O editor recebe os arquivos narrados e passa a acompanhar a gravação, simultaneamente, ao texto escrito e roteirizado no início do processo. Ele então faz o trabalho praticamente artesanal de ajustar o arquivo, remover falhas, respirações fora de lugar, eventuais ruídos ou qualquer tipo de erro que tenha passado despercebido no processo de produção. O editor pode inclusive ter que solicitar ao time de produção regravações de trechos ou frases se considerar necessário. No processo de edição, a conta é alta: em média, uma hora narrada e finalizada requer pelo menos um dia inteiro de trabalho.

5) Pós-produção, mixagem e masterização

É nesta fase que são revisados os processos anteriores e incorporados eventuais efeitos sonoros (que a Tocalivros produz, como produtoras audiovisuais, no conceito de foley) e trilhas musicais (às vezes também produzidas na casa). Em seguida, o áudio passa por um processo de mixagem e masterização comum nas indústrias audiovisuais, aqui voltado para “encorpar” os sons, acertar volumes e evitar perdas na compressão do arquivo – uma questão a ser pensada. Uma música de 3 minutos tem um tamanho diferente de audiolivro de 10h ou 15 horas – para se ter uma ideia: 48 mil caracteres com espaço (o que corresponde a cerca de 20 páginas, em média) resulta em cerca de uma hora de áudio. O que se busca na masterização é um som alto, que atenda diferentes necessidades: poder ouvir com qualidade, por exemplo, no carro ou na academia, é mandatário.

6) Comercialização

Após a finalização do arquivo, ele segue para divulgação e comercialização: seja no site/app da Tocalivros, seja em outras plataformas (às vezes, editoras apenas contratam o serviço de produção, e fazem a comercialização por conta própria).

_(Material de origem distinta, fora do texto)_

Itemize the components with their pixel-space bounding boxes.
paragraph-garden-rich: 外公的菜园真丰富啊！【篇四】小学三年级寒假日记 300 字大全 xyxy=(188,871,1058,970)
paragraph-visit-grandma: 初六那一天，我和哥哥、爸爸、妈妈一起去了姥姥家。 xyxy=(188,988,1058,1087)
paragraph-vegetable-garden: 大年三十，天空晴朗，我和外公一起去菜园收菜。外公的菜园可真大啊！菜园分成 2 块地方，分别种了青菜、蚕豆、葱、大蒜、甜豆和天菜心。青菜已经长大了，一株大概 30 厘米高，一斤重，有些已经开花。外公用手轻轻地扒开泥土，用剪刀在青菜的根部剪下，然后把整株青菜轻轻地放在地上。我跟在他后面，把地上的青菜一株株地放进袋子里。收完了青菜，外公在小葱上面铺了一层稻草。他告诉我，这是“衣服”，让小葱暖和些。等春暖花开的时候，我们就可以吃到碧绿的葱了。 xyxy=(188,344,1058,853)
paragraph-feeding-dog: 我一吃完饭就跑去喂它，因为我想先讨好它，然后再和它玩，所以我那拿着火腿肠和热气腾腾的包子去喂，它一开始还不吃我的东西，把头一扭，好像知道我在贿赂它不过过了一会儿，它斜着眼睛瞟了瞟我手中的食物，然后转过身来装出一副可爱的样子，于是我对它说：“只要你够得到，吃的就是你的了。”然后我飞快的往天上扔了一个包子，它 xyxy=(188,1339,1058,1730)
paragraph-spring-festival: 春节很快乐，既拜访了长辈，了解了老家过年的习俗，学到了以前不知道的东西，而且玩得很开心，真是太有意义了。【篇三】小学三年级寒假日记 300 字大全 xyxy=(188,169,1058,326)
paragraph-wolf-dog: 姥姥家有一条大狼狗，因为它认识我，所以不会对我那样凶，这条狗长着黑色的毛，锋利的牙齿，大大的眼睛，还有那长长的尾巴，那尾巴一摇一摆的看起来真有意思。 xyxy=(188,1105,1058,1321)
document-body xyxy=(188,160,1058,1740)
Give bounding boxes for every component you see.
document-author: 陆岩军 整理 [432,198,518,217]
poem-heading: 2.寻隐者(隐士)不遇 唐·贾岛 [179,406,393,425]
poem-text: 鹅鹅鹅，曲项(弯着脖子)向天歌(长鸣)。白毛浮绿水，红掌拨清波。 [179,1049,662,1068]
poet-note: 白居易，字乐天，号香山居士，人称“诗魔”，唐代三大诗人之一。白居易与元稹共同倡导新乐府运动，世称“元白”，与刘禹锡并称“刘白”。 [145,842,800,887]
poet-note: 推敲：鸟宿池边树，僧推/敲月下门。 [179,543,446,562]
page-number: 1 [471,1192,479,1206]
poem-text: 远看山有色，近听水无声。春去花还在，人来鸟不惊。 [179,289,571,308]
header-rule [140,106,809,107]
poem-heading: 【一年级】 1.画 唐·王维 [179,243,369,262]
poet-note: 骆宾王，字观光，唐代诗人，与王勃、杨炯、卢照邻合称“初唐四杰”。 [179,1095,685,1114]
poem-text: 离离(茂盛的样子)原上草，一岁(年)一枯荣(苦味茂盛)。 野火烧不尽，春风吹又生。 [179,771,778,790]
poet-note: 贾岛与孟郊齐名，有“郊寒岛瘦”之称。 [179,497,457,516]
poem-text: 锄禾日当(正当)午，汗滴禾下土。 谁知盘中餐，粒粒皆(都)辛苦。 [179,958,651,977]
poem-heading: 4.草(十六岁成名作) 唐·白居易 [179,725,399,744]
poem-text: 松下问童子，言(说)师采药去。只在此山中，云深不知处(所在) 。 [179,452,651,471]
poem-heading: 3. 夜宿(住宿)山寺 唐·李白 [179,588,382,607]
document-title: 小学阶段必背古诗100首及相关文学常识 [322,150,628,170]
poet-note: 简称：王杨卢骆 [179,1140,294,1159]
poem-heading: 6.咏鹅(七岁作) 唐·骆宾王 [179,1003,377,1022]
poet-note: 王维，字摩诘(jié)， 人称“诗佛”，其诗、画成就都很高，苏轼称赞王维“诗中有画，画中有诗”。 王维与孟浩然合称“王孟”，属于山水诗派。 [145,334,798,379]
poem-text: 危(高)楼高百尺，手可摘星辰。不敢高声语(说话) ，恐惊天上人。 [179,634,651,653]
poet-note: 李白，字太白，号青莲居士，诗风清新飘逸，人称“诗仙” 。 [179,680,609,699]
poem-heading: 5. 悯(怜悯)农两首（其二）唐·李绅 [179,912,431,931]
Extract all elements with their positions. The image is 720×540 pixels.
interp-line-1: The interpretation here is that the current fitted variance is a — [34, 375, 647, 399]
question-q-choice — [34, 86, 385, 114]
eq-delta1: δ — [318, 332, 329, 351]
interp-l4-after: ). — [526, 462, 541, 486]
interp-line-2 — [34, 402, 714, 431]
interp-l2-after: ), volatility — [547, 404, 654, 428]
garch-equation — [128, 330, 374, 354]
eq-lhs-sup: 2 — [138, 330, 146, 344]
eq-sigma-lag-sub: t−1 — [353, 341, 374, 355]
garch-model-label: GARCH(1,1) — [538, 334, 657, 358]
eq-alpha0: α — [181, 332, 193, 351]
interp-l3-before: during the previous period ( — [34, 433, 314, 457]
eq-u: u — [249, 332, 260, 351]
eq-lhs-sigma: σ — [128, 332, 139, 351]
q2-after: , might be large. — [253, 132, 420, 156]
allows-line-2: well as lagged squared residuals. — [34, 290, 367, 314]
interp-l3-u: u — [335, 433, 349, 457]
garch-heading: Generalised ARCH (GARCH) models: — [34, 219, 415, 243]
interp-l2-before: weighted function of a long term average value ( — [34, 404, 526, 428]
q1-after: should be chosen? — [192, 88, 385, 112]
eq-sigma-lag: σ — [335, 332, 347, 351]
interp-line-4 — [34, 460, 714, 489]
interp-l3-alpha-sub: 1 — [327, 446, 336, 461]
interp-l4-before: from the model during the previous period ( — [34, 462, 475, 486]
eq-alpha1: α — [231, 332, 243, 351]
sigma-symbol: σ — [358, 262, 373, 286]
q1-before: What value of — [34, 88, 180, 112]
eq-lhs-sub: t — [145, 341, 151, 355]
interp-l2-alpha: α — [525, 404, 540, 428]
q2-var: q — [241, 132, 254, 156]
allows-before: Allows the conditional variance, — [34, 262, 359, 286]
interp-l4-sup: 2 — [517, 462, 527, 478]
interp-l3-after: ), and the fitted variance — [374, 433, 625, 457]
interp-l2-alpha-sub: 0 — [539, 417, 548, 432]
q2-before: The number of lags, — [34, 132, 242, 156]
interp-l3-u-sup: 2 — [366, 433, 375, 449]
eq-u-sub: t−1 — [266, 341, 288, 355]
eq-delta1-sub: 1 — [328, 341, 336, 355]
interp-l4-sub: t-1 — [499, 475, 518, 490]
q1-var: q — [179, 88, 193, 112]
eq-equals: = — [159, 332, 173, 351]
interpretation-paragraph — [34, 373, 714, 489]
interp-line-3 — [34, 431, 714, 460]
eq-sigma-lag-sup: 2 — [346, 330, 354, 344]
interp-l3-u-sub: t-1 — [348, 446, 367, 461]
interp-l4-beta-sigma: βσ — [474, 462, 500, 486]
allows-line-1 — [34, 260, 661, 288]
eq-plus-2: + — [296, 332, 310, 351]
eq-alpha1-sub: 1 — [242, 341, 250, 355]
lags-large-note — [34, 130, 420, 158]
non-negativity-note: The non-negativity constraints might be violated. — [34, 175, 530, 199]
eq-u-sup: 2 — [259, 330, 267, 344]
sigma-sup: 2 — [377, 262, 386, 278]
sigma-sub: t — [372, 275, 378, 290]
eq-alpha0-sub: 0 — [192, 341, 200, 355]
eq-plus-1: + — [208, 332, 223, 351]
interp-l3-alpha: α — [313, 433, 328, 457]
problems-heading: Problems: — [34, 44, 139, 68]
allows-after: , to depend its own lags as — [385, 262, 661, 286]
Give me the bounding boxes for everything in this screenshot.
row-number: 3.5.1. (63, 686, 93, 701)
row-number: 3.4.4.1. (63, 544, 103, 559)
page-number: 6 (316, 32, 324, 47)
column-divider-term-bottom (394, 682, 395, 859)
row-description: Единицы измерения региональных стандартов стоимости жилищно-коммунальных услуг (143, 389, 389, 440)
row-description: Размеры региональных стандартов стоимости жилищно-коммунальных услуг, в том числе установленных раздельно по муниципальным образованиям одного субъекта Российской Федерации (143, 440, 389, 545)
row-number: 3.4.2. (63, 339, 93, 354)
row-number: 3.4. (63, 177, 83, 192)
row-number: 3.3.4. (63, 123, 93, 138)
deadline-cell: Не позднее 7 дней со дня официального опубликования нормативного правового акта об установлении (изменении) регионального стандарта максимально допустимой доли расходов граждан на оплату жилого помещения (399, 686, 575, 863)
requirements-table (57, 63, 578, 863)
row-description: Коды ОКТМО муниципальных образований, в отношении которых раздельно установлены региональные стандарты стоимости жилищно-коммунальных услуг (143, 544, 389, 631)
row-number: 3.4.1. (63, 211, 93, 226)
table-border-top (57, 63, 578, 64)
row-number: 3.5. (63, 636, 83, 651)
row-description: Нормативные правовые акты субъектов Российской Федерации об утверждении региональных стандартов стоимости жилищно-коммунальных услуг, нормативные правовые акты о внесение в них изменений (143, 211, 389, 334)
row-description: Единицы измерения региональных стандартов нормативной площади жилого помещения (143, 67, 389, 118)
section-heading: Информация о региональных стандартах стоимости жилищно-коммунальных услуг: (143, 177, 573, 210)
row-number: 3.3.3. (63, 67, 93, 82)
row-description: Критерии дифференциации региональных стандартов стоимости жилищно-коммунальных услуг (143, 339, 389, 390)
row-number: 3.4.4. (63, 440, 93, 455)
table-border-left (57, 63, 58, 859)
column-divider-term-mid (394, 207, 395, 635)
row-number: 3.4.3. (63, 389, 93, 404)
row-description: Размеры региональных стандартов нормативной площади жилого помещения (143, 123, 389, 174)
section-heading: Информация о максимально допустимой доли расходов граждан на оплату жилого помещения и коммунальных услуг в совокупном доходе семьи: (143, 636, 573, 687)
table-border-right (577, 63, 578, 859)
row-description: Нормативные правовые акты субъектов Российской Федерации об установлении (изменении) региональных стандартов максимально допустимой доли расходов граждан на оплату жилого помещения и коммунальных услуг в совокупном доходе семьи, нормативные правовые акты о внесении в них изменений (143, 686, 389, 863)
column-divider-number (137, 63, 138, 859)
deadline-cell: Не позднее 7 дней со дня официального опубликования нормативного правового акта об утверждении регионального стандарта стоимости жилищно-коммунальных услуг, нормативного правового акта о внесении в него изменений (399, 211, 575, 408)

  • Números da Tocalivros:
  • São 112 editoras parceiras diretas
  • 877 parceiros no total, contando parceiros de distribuição
  • +50k e-books
  • +2.5k audiolivros
  • +1200 autorais
  • Outras empresas no ecossistema dos audiolivros:
  • Bookwire
  • Audible (Amazon)
  • Storytel
  • Centauro Comunicaciones
  • Skeelo
  • Ubook/Audimo
  • Spotify
  • Apple
  • Livroh

* O processo de produção de um audiolivro pode tomar diversos caminhos e tem muitas variáveis, a depender do gênero textual, da editora em questão, do estilo, do idioma e diversos outros fatores. Para realizar este guia inicial e que não se pretende exaustivo, a reportagem visitou e acompanhou parte de um dia de trabalho na Tocalivros.

Na Tocalivros, são 18 pessoas na produção, que trabalham com cerca de 40 narradores. Coordenador de pré-produção: Victor Hugo. Coordenador de produção: Rafael de Falco. Coordenador de edição e Foley: Thiago Nalin. Projetos especiais e compositor da casa: Juscelino Filho. Produtor Artístico: Clayton Heringer. Diretor de conteúdo: Fabio Uehara.